Just in the first weeks worth of study and reading, my understanding of what law is has changed. No longer is it just an elephant in the room… it is now a concept that has a tangible meaning. It is no longer just a set of rules made by the ‘higher ups’ … but is actually a “system of rules made by the state, enforceable by prosecution or litigation”… which on its own sounds straightforward… until you dig down deeper into the meaning of even that definition… for instance… what is the state? What makes this set of rules different to any other?
This is where understanding what lawyers are, what solicitors and barristers do, and what the different theories behind the law are… not to mention all the different categories of law. When doing the readings on the different types of and different categories of law, it was gratifying to come across categories that I had heard of but didn’t fully understand what they meant… such as administrative law, or tort.
Now, as far as the theories behind law, and jurisprudence… for the most part that makes sense… after all, as the natural law theory posits… there are some things that we as a community had decided are just right and wrong… so the law ensures that these ‘wrong’ things don’t happen. And if they do, there are consequences. And I can also understand the legal positivism views towards law. After all, isn’t the law… the law? But this brings back memories of arguments like which is correct… religion or science… evolution vs creationism… the list goes on. And after reading the section on law and liberal values, all I can say is the positives are straight-forward… and the negatives are doing my head in!
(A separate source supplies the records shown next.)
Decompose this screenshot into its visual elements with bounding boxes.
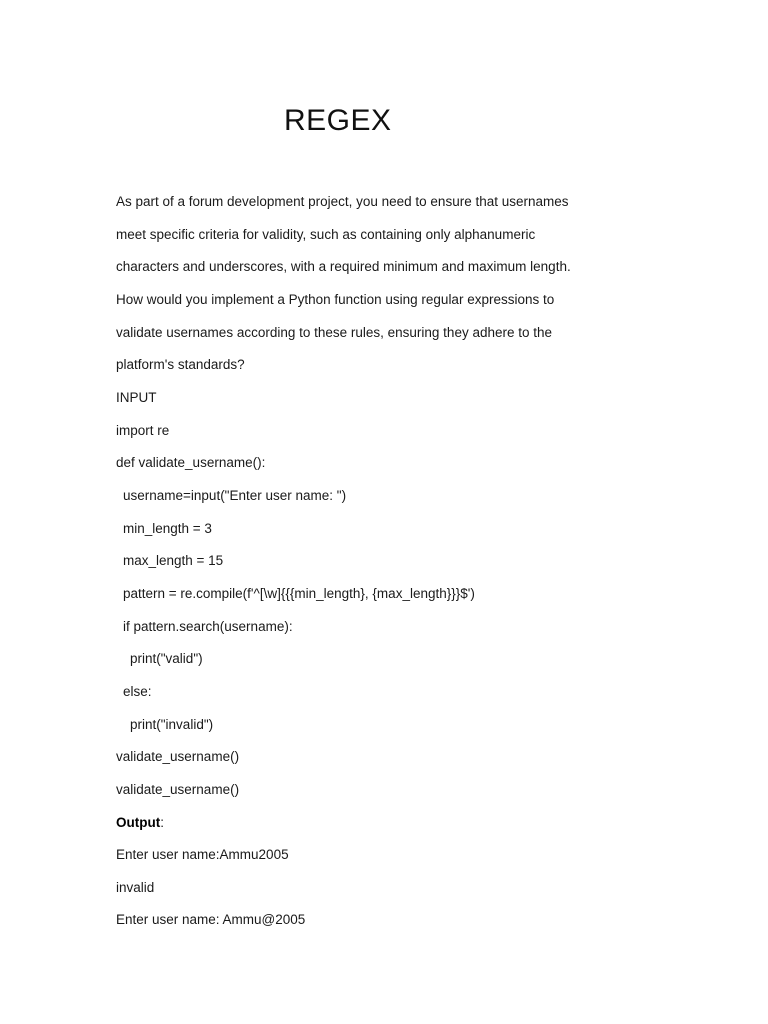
input-label: INPUT	[116, 390, 157, 405]
code-line-10: print("invalid")	[130, 717, 214, 732]
output-line-1: Enter user name:Ammu2005	[116, 847, 289, 862]
output-line-3: Enter user name: Ammu@2005	[116, 912, 306, 927]
output-heading	[116, 814, 164, 832]
code-line-7: if pattern.search(username):	[123, 619, 293, 634]
code-line-2: def validate_username():	[116, 455, 266, 470]
code-line-8: print("valid")	[130, 651, 203, 666]
code-line-9: else:	[123, 684, 152, 699]
paragraph-line-3: characters and underscores, with a required minimum and maximum length.	[116, 259, 571, 274]
code-line-1: import re	[116, 423, 170, 438]
code-line-11: validate_username()	[116, 749, 240, 764]
paragraph-line-5: validate usernames according to these rules, ensuring they adhere to the	[116, 325, 553, 340]
document-title: REGEX	[284, 104, 392, 137]
paragraph-line-2: meet specific criteria for validity, such as containing only alphanumeric	[116, 227, 536, 242]
code-line-12: validate_username()	[116, 782, 240, 797]
code-line-6: pattern = re.compile(f'^[\w]{{{min_length}, {max_length}}}$')	[123, 586, 475, 601]
paragraph-line-1: As part of a forum development project, you need to ensure that usernames	[116, 194, 569, 209]
output-line-2: invalid	[116, 880, 155, 895]
paragraph-line-4: How would you implement a Python function using regular expressions to	[116, 292, 555, 307]
code-line-4: min_length = 3	[123, 521, 212, 536]
paragraph-line-6: platform's standards?	[116, 357, 245, 372]
code-line-3: username=input("Enter user name: ")	[123, 488, 347, 503]
output-label: Output	[116, 815, 161, 830]
output-label-colon: :	[160, 815, 164, 830]
code-line-5: max_length = 15	[123, 553, 224, 568]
Just proves I am not a philosopher… yet!
My final thoughts on this first brief plunge in the depths of the legal system are that I didn’t realise how move variety there was, and how many options there are. I mean, there are the ‘obvious’ careers such as barrister, solicitor, legal academic (law teacher / tutor) and perhaps law librarian, but I hadn’t thought of legal consultants or paralegals (‘law clerks’). Nor had I thought of the community sector… I had really only thought of the high-priced private sector corporate lawyers, the public sector government lawyers, and a few other career areas… but, that is just the tip of the iceberg. There’s plenty more career options and paths… and now I just have to work out what one I want to pursue over the next few years!